Nous disposions en prime de poignées chauffantes et de valises latérales, histoire de souligner encore les aptitudes routières et voyageuses de la bête! Le premier coup de démarreur donne le ton: le twin met un peu de temps à tourner bien rond, il lui faut quelques dizaines de secondes pour répondre aux premières sollicitations de la poignée de gaz. Celles-ci feront gentiment osciller la Guzzi sur son axe longitudinal, la rançon du couple de renversement bien présent! Nous retrouvons avec plaisir le caractère de la Griso 8V, un twin remarquablement rempli dès 2.000 tr/min, permettant de manier la moto avec sérénité jusqu'à 5.000 tr/min, régime où il se déchaîne pour grimper avec une vigueur réjouissante vers la zone rouge. Un merveilleux caractère, de vraies sensations.

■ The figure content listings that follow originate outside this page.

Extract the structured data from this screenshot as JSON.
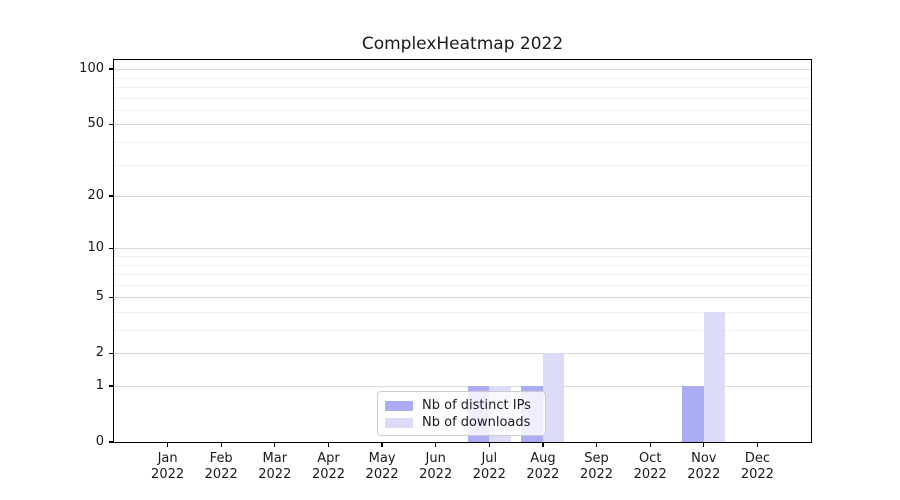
{
  "chart_data": {
    "type": "bar",
    "title": "ComplexHeatmap 2022",
    "categories": [
      "Jan",
      "Feb",
      "Mar",
      "Apr",
      "May",
      "Jun",
      "Jul",
      "Aug",
      "Sep",
      "Oct",
      "Nov",
      "Dec"
    ],
    "x_tick_second_line": "2022",
    "series": [
      {
        "name": "Nb of distinct IPs",
        "color": "#acacf4",
        "values": [
          0,
          0,
          0,
          0,
          0,
          0,
          1,
          1,
          0,
          0,
          1,
          0
        ]
      },
      {
        "name": "Nb of downloads",
        "color": "#dcdcf8",
        "values": [
          0,
          0,
          0,
          0,
          0,
          0,
          1,
          2,
          0,
          0,
          4,
          0
        ]
      }
    ],
    "xlabel": "",
    "ylabel": "",
    "y_axis": {
      "scale": "log1p",
      "ticks": [
        0,
        1,
        2,
        5,
        10,
        20,
        50,
        100
      ],
      "minor_gridlines": [
        3,
        4,
        6,
        7,
        8,
        9,
        30,
        40,
        60,
        70,
        80,
        90
      ],
      "range": [
        0,
        112
      ]
    },
    "grid": true,
    "legend_position": "lower-center-inside"
  },
  "colors": {
    "bar_distinct_ips": "#acacf4",
    "bar_downloads": "#dcdcf8",
    "major_grid": "#d7d7d7",
    "minor_grid": "#efefef",
    "axis_frame": "#000000",
    "text": "#1a1a1a",
    "legend_border": "#cccccc"
  }
}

Facile bas dans les tours, et remarquablement puissant si nécessaire. Les quatre soupapes supplémentaires ont transfiguré ce moteur, en le dotant d'une double personnalité et d'un caractère attachant, même au niveau des vibrations.

Dévoreuse de kilomètres

Bien présentes, bien maîtrisées et donc jamais gênantes, elles participent au plaisir généreusement distillé par une mécanique remarquablement secondée par une transmission sans reproche, avec un cardan plus agréable que ceux de BMW! Le châssis, parfaitement secondé par les suspensions, permet d'exploiter les performances du moteur sans arrière pensée. Le confort, plus sec que celui de la GS, reste malgré tout d'un excellent niveau, la carrosserie apportant sa pierre à l'édifice avec une protection convaincante, hormis peut-être pour les mains et les pieds. Parlons-en des mains! Elles bénéficiaient sur notre Stelvio de l'apport de poignées chauffantes, efficaces, certes, mais à la commande via l'ordinateur de bord insupportablement compliquée! Tenue de route excellente aussi, mais la Stelvio, comme beaucoup d'autres, est sensible au port des valises qui la feront flotter à haute vitesse. Rien de rédhibitoire, ceci n'apparaîtra qu'à vitesses (très) soutenues sur les autobahns, mais une Béhème se comporte mieux dans ce cas de figure. Au chapitre des freins, on voit apparaître l'ABS, évident sur ce type de moto. L'équipement de qualité (pinces Brembo à quatre pistons apposés à fixation radiale) ne laisse pas un souvenir impérissable, il remplit son office, mais ne marque guère les esprits.

Rouler autrement

Guzzi sort des motos de plus en plus abouties, et convaincantes. Si la Stelvio n'atteint pas encore la qualité de prestations de la BMW, elle s'en approche toutefois nettement. Et si objectivement elle reste encore un cran en deçà, subjectivement elle pourrait faire pencher la balance en sa faveur. Grâce entre autres à son moteur, pas vraiment plus performant mais sans doute plus vivant et attractif à l'usage, grâce à un cardan aux réactions plus discrètes que celui de l'Allemande, grâce à un nom qui en fera rêver certains, en dépit d'un réseau encore à construire et d'un prix qui s'aligne sans vergogne sur celui de sa concurrente, 13.990€, trop cher pour damer le pion à l'impériale BMW.